Como se viu, os princípios da oralidade, simplicidade, informalidade, economia processual e celeridade devem ser aplicados à luz dos princípios constitucionais de processo, daí porque se deve buscar a interpretação da lei em conformidade com a Constituição[11] e não o contrário. É essa a exegese que prestigia o querer constitucional, sem o que não se alcança a realização concreta do princípio do devido processo legal (art. 5º, inciso LIV, da Constituição da República).


Notas do texto:


[1] Neste estudo, optou-se pelas expressões “Justiça Especial”, toda vez que se fizer referência ao sistema instituído pela Lei no. 9.099/95, e “Justiça Tradicional” quando se tratar da Justiça comum, organizada antes do advento desse diploma legal e submetida às regras processuais tradicionais.

[2] Nelson Nery Júnior, in “Recursos no Processo Civil: Princípios Fundamentais – Teoria Geral dos Recursos”, Editora Revista dos Tribunais, São Paulo, 2ª edição, 1993, pág. 243.

[3] Essa é, em todas as letras e no original em Espanhol, a lição de Couture: “la idea de proceso, decíamos, es necesariamente teleológica, pues sólo se explica por su fin. El processo por el processo no existe” (in “Fundamentos de Derecho Procesal Civil”, Ediciones Depalma, Buenos Aires, 3ª edição, 1990, pág. 145.

[4] Karl Larenz, in “Metodologia da Ciência do Direito”, Ed. Fundação Calouste Gulbenkian, Coimbra, Portugal, 2ª edição, 1989, pág. .

[5] Cândido Rangel Dinamarco, in “A instrumentalidade do processo”, Malheiros Editores, São Paulo, 8ª edição, 2000, pág. 267.

[6] Dinamarco, op. cit., págs. 268/269.

[7] Nelson Nery Júnior, in “Princípios do Processo Civil na Constituição Federal”, Editora Revista dos Tribunais, São Paulo, 5ª edição, 2ª tiragem, 1999, pág. 40.

[8] Ainda segundo Couture, “o fim da jurisdição é assegurar a efetividade do direito” (op. cit., pág. 44).
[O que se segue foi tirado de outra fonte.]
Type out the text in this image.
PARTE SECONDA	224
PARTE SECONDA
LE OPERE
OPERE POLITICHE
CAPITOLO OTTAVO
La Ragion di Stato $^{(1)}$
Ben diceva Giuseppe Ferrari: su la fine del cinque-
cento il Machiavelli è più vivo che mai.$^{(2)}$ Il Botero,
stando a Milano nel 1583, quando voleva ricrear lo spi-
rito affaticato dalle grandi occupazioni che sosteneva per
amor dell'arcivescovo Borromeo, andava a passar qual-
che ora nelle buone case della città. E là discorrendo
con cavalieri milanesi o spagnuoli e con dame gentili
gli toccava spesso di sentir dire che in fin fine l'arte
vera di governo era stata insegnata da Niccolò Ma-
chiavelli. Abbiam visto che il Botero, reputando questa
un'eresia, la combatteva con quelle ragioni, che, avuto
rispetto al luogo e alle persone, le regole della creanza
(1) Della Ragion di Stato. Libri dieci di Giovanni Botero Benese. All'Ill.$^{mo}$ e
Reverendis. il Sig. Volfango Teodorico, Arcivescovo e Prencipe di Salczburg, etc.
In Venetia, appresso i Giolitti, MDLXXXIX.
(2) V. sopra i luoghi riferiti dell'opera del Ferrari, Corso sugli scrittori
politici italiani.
[9] Em tradução livre do original em Francês: “(...) si le formalisme est chose indispensable, il convient de lutter contre ses excès et ne point perdre de vue, notamment, que la forme ne doit pas être respectée pour elle-même, mais en tant qu’elle constitue une garantie de bonne justice” (Gérard Couchez, in “Procedure Civile”, Éditions Dalloz-Sirey, Paris, 7ª edição, 1992, pág. 04.

[10] A referência encontra-se na obra “Interpretação das Leis Processuais”, de Eduardo Couture (Editora Forense, Rio de Janeiro, 3ª edição, 1993, pág. 64), que inclui a transcrição dos debates que se seguiram às conferências que o notável processualista uruguaio proferiu na Universidade do México em 1947. Participaram do debate, além de Couture, Niceto Alcalá-Zamora Y Castillo, José Castillo Larañaga, Roberto Estevam Ruiz, Eduardo Garcia Maynez, Gabriel Garcia Rojas, Ignacio Medina, Emílio Pardo Aspe, Rafael de Pina, Luís Recaséns Siches, Alberto Trueba Urbina e Virgílio Dominguez, que presidiu a Mesa Redonda.
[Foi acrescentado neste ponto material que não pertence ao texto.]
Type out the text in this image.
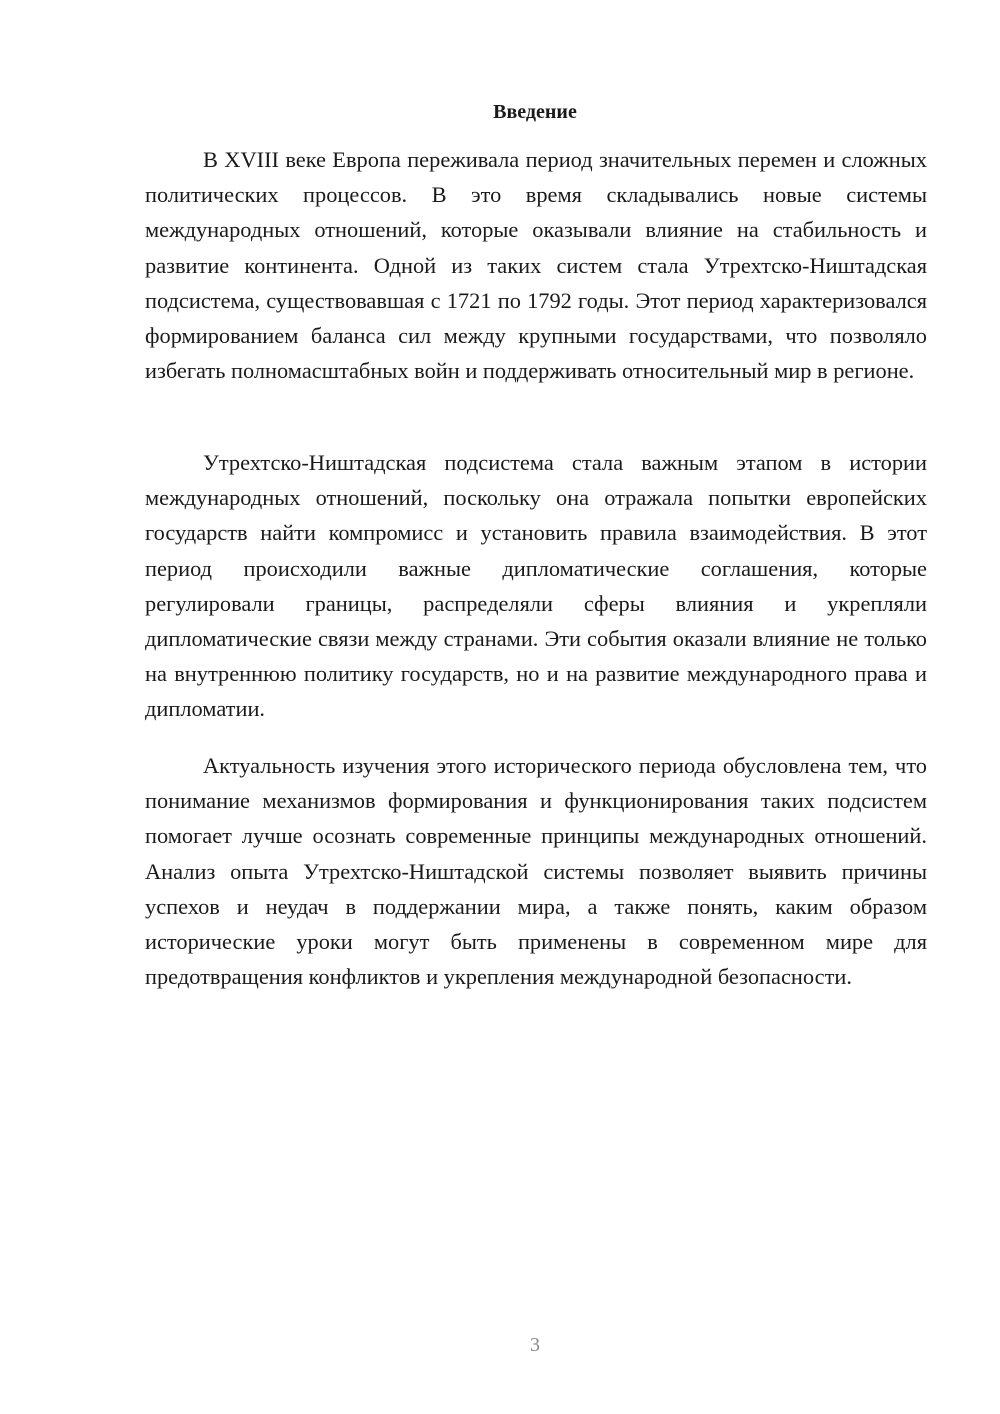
Введение

В XVIII веке Европа переживала период значительных перемен и сложных политических процессов. В это время складывались новые системы международных отношений, которые оказывали влияние на стабильность и развитие континента. Одной из таких систем стала Утрехтско-Ништадская подсистема, существовавшая с 1721 по 1792 годы. Этот период характеризовался формированием баланса сил между крупными государствами, что позволяло избегать полномасштабных войн и поддерживать относительный мир в регионе.

Утрехтско-Ништадская подсистема стала важным этапом в истории международных отношений, поскольку она отражала попытки европейских государств найти компромисс и установить правила взаимодействия. В этот период происходили важные дипломатические соглашения, которые регулировали границы, распределяли сферы влияния и укрепляли дипломатические связи между странами. Эти события оказали влияние не только на внутреннюю политику государств, но и на развитие международного права и дипломатии.

Актуальность изучения этого исторического периода обусловлена тем, что понимание механизмов формирования и функционирования таких подсистем помогает лучше осознать современные принципы международных отношений. Анализ опыта Утрехтско-Ништадской системы позволяет выявить причины успехов и неудач в поддержании мира, а также понять, каким образом исторические уроки могут быть применены в современном мире для предотвращения конфликтов и укрепления международной безопасности.

3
[11] Sobre o critério da interpretação conforme à Constituição, vejam-se os ensinamentos de Karl Larenz (“Metodologia da Ciência do Direito”, págs. 410 a 414), José Joaquim Gomes Canotilho (“Constituição Dirigente e Vinculação do Legislador”, págs. 404 a 406) e Karl Engisch (“Introdução ao Pensamento Jurídico”, págs. 147 e 148). Inocêncio Mártires Coelho, a respeito desse tema, observa que “em face de normas infra-constitucionais polissêmicas ou plurissignificativas, deve-se dar prevalência à interpretação que lhes confira sentido compatível e não conflitante com a Constituição, não sendo permitido ao intérprete, no entanto — a pretexto de conseguir essa conformidade — contrariar o sentido literal da lei e o objetivo que o legislador, inequivocamente, pretendeu alcançar com a regulamentação” (“Interpretação Constitucional”, Sergio Antonio Fabris Editor, Porto Alegre, 1998, pág. 92).